Seeded
growth is one of the most successful and well-studied methods
of making nanorods of face-centered cubic (FCC) metals such as Ag,
Au, Pt, etc. In this method separately prepared tiny metal seeds (typically
smaller than 10 nm) are added to a growth solution containing metal
precursor, a weak reducing agent such as ascorbic acid, and a capping
agent. The mechanisms that lead to specific shape selection and growth
of nanoparticles, in this method, are poorly understood. We propose
a mechanism of nanorod growth based on the physical phenomenon of
twinning and develop a population balance based model. Briefly, on
mixing with growth solution, the seeds start growing isotropically,
during which some of the seeds undergo twinning and transform their
growth habit to form nanorod nuclei.
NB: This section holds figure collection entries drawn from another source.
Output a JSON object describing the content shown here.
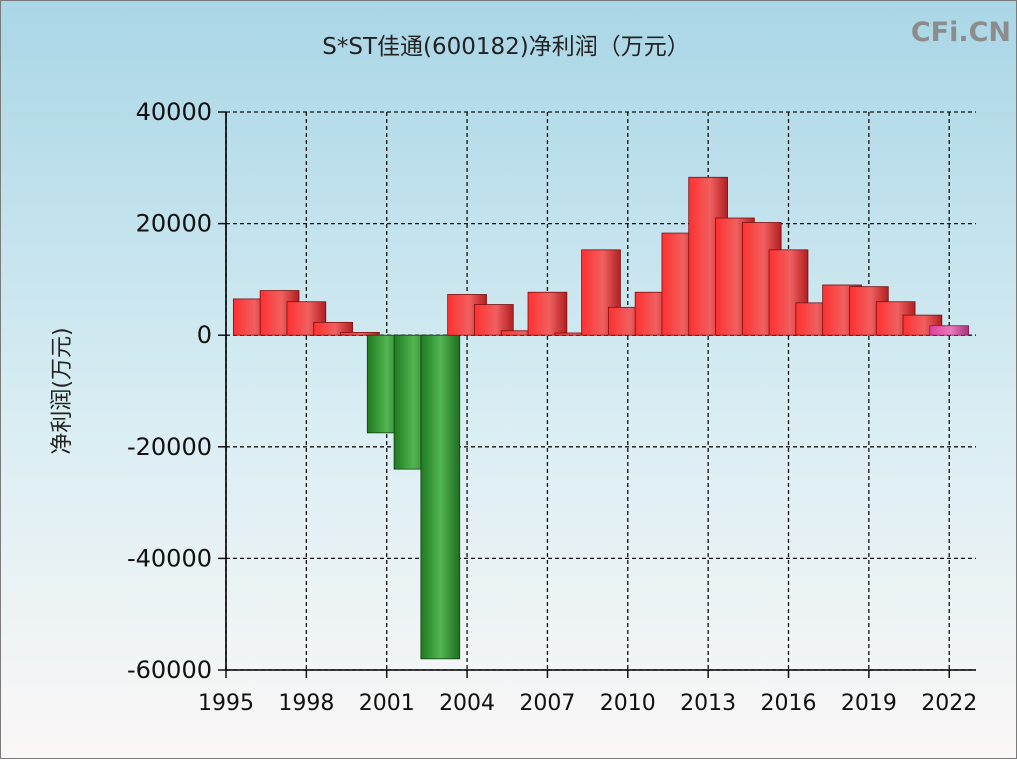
{
  "watermark": "CFi.CN",
  "chart_data": {
    "type": "bar",
    "title": "S*ST佳通(600182)净利润（万元）",
    "ylabel": "净利润(万元)",
    "xlabel": "",
    "xlim": [
      1995,
      2023
    ],
    "ylim": [
      -60000,
      40000
    ],
    "x_ticks": [
      1995,
      1998,
      2001,
      2004,
      2007,
      2010,
      2013,
      2016,
      2019,
      2022
    ],
    "y_ticks": [
      40000,
      20000,
      0,
      -20000,
      -40000,
      -60000
    ],
    "grid": true,
    "colors": {
      "positive": "#e03a3a",
      "negative": "#2e8b2e",
      "latest": "#d04a98"
    },
    "bars": [
      {
        "year": 1996,
        "value": 6500
      },
      {
        "year": 1997,
        "value": 8000
      },
      {
        "year": 1998,
        "value": 6000
      },
      {
        "year": 1999,
        "value": 2300
      },
      {
        "year": 2000,
        "value": 500
      },
      {
        "year": 2001,
        "value": -17500
      },
      {
        "year": 2002,
        "value": -24000
      },
      {
        "year": 2003,
        "value": -58000
      },
      {
        "year": 2004,
        "value": 7300
      },
      {
        "year": 2005,
        "value": 5500
      },
      {
        "year": 2006,
        "value": 800
      },
      {
        "year": 2007,
        "value": 7700
      },
      {
        "year": 2008,
        "value": 400
      },
      {
        "year": 2009,
        "value": 15300
      },
      {
        "year": 2010,
        "value": 5000
      },
      {
        "year": 2011,
        "value": 7700
      },
      {
        "year": 2012,
        "value": 18300
      },
      {
        "year": 2013,
        "value": 28300
      },
      {
        "year": 2014,
        "value": 21000
      },
      {
        "year": 2015,
        "value": 20200
      },
      {
        "year": 2016,
        "value": 15300
      },
      {
        "year": 2017,
        "value": 5800
      },
      {
        "year": 2018,
        "value": 9000
      },
      {
        "year": 2019,
        "value": 8700
      },
      {
        "year": 2020,
        "value": 6000
      },
      {
        "year": 2021,
        "value": 3600
      },
      {
        "year": 2022,
        "value": 1700
      }
    ]
  }
}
The nanorod nuclei grow along
one dimension to form nanorods, and a mixture of nanorods and nanospheres
is obtained after a short aging time (typically < 3 h). The simulations
capture the salient features of one-dimensional growth of nanorods,
along with the kinetics. The trends in experimental data are reproduced
well by this model, and we are able to predict the yield of nanorods.
Simulations also reveal that the growth of nanospheres competes with
the nucleation and growth of nanorods; their relative magnitudes decide
the yield of specific shapes in the system. The model is quite general
and will apply to the seeded growth of nanorods of any material that
has an FCC crystal structure.